- Born: 5 May 1945 Antigua
- Died: 10 June 2015 (aged 70) Stockbridge, Hampshire, England
- Education: University of Oxford
- Occupations: Barrister, legal educator
- Known for: First female barrister in Montserrat

= Elizabeth Griffin =

Montserratian barrister (1945–2015)

Elizabeth Constance Griffin (5 May 1945 – 10 June 2015) was a Montserratian female barrister and legal educator. In 1969, she became the first female barrister in the British Crown Colony of Montserrat. In 1969, she became the first woman to be called to the bar in Montserrat. She later worked in legal education in the United Kingdom, including at the Inns of Court School of Law.

== Background ==
Griffin was born on the island of Antigua to Charles Griffin, M.D. and social worker Patricia Griffin. She later moved with her family to London, England, at the age of eight.

== Education and career ==
She earned her law degree from Oxford University. During this time, she also passed her Duke of Edinburgh's Award.

Following graduation, she returned to Montserrat to work for the Attorney General of Montserrat as a legal assistant as part of her pupillage before becoming a barrister. In 1969, she was called to the bar as Montserrat's first female barrister. In front of a court viewed mostly by women, Griffin stated that she would "endeavor to set the highest standards for any ladies who follow me." Her admission to the bar came during a period when women were still underrepresented in the legal profession across the Caribbean and the United Kingdom.

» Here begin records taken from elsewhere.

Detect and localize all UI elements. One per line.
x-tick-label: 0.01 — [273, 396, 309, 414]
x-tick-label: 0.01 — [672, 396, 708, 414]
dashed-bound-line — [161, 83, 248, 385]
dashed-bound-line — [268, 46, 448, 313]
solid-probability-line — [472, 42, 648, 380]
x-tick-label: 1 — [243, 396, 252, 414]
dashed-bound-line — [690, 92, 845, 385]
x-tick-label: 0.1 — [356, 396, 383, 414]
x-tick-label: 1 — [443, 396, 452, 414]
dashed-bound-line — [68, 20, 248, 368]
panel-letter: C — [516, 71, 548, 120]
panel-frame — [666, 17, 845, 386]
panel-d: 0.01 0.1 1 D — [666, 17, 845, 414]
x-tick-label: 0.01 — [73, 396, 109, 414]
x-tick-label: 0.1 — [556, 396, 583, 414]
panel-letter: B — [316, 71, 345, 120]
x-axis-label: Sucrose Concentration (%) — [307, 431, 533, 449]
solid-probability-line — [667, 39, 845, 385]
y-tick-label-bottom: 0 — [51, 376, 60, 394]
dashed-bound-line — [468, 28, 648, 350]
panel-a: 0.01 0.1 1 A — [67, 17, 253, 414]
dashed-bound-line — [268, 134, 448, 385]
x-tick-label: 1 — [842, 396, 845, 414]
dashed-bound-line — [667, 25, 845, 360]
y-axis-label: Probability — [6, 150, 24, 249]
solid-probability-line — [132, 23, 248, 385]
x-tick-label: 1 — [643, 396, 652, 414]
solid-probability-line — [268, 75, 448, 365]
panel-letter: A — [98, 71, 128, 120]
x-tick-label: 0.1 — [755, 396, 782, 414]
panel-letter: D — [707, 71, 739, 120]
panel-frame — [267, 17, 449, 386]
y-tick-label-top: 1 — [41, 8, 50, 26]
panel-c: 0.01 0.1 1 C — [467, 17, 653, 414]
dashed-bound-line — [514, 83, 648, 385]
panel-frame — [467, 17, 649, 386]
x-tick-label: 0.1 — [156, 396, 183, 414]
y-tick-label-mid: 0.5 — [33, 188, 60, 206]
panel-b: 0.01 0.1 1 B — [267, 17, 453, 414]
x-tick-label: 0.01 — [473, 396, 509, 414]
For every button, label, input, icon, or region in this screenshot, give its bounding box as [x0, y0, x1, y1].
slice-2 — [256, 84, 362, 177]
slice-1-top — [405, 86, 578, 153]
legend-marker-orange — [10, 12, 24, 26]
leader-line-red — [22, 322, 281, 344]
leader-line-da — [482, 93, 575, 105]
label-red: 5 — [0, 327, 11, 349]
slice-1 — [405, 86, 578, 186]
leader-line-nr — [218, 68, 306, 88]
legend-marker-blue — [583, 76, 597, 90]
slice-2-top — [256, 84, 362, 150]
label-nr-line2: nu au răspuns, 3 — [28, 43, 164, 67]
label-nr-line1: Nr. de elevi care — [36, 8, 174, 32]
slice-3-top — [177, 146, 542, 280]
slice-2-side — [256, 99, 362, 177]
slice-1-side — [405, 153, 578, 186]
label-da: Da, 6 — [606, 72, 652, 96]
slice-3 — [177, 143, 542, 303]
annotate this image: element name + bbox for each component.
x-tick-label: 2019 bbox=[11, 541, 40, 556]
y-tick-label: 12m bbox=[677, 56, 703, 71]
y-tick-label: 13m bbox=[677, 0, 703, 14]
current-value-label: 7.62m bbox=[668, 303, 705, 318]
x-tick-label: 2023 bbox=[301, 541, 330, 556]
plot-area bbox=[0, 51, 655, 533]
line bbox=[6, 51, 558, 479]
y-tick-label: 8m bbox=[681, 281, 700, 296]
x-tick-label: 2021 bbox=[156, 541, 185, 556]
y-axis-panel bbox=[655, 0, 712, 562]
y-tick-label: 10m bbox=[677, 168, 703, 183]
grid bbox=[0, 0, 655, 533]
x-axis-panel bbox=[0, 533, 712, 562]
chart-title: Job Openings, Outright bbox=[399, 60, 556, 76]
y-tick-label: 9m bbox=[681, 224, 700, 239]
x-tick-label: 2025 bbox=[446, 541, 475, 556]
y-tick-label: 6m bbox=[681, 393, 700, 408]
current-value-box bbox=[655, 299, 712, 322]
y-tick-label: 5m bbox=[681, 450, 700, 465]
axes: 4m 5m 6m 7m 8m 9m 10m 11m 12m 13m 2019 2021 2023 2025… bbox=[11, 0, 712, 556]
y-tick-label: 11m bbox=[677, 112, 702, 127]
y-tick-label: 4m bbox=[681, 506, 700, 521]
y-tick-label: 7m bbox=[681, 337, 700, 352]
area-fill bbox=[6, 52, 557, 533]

Griffin later lectured at the West Kent College in Tonbridge, England. In 1993, upon moving back to London, she began teaching at the Inns of Court School of Law.

== Legacy ==
In 2018, Georgetown University's Center for Global Health Science and Security was selected by the ERG Foundation to launch as the Elizabeth R. Griffin program, intended to advance research and educational missions.

== Personal life ==
In 1970, Griffin married Andrew George Prideaux (born 1945). Her children are Michael (born 1971) and the late Louisa (born 1974). She has three grandchildren, Flora (born 2004), Ned (born 2006), and William Prideaux (born 2009). She moved to Lewes, East Sussex, England, and she later moved to Stockbridge, Hampshire, where she died in 2015.